強いニッポンハムを取り戻す V字回復と新段階への道筋両輪で 井川伸久社長

日本ハムの23年度が新体制で始動した。グループ2万8千人のトップに4月1日付で就いた井川伸久新社長は「非常に危機感をもってスタートした」とまずは述べた。原材料やエネルギーなどのコスト高騰が続き、業績は「想定以上の落ち込み。今までのビジネスモデルでは立ち行かないとはっきりした」と振り返った。「強みを伸ばす」「次世代商品開発」「サステナビリティ」などで様々な改革を断行し、「新しいステージに向けて、強いニッポンハムグループを取り戻すことが私の使命」と決意を述べた。

方針の基本はグループビジョン2030「たんぱく質をもっと自由に。」で、「30年までは不変」とする。ただ、掲げた21年当時とは大きく環境が変わり、今期は中計2023の最終年度。中計2026は「今年1年かけて修正」しながらさまざまな改革に着手する。

当面の課題に「業績のV字回復」を挙げ、「(今までの仕組みではない)次のステージへの道筋を作る」の「両輪で推進」していく。
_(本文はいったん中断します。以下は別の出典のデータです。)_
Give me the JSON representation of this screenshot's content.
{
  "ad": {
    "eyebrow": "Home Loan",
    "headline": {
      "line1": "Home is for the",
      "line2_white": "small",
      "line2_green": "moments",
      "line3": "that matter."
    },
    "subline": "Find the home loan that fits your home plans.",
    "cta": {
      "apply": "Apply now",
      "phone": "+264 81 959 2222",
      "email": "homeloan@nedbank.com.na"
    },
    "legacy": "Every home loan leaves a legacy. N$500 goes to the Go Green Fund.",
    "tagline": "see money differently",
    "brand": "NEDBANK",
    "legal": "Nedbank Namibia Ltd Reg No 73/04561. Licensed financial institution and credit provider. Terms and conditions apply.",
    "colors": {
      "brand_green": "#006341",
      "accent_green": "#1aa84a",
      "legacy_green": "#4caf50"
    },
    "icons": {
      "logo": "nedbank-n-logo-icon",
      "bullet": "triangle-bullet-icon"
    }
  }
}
まずは「強みを伸ばす」を全社員で共有した。加工では「シャウエッセン」「中華名菜」「石窯工房」など。食肉では国産鶏肉「桜姫」や国産豚肉「麦小町」などがある。特に食肉は自社ブランド販売を強化し、消費者の「認知度向上」に努める。

一方で、「次世代の(ブランド・商品の)核を作るのが今年の大きなテーマ」。加工事業では、営業と製造の中間に位置する「マーケティング統括部」を今期から新設した。「今までは営業側に販促、製造側に商品開発があり、役割分担していた」が、これを同統括部を中心に商品戦略を徹底していく。

また、主力商品群の一つ「ハム・ソーセージ」は、市場規模は大きいが伸びが鈍化しているウインナーやロースハムではない「別カテゴリーを作るよう指示している」とした。その形の一つとして今春、米国の朝食の定番「リンクス」をイメージした商品「モーニングサーブ」を、朝食のマンネリ感を打破する新定番として復刻発売し、好スタートを切っている。
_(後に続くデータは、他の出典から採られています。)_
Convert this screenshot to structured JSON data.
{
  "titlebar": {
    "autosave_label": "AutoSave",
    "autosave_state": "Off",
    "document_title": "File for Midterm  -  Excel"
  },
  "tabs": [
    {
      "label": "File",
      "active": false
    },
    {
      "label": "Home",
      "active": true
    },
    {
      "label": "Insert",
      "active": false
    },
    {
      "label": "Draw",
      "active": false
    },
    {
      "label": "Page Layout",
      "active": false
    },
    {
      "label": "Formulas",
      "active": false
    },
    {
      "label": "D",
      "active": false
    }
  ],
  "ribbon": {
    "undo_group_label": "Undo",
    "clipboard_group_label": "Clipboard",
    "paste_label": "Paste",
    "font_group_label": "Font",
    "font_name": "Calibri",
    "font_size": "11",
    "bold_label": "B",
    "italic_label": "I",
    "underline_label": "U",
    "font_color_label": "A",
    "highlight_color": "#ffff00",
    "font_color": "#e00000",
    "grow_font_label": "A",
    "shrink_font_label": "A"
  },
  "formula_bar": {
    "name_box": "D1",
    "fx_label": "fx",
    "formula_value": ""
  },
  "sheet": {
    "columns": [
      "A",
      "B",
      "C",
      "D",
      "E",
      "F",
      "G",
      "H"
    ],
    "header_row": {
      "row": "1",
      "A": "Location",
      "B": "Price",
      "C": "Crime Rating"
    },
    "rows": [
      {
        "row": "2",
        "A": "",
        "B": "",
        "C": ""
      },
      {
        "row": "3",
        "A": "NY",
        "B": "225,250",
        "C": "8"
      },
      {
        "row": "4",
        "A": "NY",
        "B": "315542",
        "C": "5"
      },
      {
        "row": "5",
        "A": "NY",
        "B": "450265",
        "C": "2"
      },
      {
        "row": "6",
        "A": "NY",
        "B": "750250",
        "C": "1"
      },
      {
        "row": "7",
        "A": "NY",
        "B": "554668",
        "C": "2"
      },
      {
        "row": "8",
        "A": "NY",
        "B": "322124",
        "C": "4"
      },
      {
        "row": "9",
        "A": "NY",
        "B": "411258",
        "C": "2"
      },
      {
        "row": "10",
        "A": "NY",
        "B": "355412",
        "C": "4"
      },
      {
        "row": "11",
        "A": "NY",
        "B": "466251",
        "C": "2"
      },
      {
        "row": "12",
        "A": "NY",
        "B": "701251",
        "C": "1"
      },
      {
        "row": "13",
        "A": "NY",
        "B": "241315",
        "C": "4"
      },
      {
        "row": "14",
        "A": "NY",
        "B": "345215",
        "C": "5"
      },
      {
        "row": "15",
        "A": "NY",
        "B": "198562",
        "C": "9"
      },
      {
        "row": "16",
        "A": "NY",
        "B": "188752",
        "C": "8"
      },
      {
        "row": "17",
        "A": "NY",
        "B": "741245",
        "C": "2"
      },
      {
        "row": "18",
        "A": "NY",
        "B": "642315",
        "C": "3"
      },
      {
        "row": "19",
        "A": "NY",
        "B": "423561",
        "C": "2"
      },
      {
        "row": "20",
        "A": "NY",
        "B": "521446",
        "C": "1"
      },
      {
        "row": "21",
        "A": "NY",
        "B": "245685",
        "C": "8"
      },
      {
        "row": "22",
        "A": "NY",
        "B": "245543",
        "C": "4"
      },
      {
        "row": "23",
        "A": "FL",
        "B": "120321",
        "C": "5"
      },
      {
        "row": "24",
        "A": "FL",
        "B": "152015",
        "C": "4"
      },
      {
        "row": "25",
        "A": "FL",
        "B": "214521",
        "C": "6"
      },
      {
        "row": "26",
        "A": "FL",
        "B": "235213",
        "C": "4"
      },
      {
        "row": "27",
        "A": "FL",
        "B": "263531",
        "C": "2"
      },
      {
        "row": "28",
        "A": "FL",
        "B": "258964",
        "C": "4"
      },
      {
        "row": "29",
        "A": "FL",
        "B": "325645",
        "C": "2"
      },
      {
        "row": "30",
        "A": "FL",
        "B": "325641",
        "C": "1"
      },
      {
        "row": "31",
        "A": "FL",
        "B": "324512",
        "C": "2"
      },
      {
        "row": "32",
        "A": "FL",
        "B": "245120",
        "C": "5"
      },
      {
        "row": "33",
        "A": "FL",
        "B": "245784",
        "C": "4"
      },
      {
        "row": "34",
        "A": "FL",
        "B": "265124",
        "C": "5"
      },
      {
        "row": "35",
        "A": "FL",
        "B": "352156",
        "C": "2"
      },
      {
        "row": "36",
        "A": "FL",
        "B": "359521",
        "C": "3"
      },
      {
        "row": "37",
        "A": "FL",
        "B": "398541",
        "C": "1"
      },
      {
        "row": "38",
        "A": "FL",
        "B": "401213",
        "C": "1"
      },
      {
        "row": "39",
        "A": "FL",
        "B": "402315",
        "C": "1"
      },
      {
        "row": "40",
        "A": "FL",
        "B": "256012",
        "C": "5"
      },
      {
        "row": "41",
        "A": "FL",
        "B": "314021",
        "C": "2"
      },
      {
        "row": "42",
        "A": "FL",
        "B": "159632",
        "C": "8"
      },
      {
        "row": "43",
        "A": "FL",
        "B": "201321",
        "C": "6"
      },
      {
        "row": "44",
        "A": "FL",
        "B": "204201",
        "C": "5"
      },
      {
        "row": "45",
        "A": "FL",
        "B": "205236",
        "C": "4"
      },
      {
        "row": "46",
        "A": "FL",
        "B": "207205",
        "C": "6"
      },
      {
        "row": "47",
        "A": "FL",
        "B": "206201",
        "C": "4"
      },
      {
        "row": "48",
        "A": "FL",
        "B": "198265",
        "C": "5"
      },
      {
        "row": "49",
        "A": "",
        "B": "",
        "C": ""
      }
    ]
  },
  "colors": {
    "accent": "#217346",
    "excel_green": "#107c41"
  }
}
グループ戦略では、「グループ戦略推進事業部」を新設した。取り組んできた営業・物流改革プロジェクトをDXを含めて具現化していく。DXについては「コスト削減が目的ではなく、DXで新しい事業をどう創出していくか」を基本に取り組む。グループの適材適所を強化し、物流改革では食肉と加工品それぞれで配送しているトラックの集約などに取り組んでいく。

また、北海道日本ハムファイターズの新球場を含む「HOKKAIDO BALLPARK F VILLAGE」が3月に始動した。施設内飲食では「シャウエッセンホットドッグ」などが大人気で、同商品の市販化も検討していく。

井川社長は現在の厳しい経営環境に際し、大社義規創業者が残している言葉「逆境こそ、わが道なり」を紹介し「創業者もいろんな荒波を乗り越えて今の1兆2千億円規模の企業にされた。原点に戻り、私もこの言葉を使わせていただきたい」と話し、現在の荒波の先を見据えた。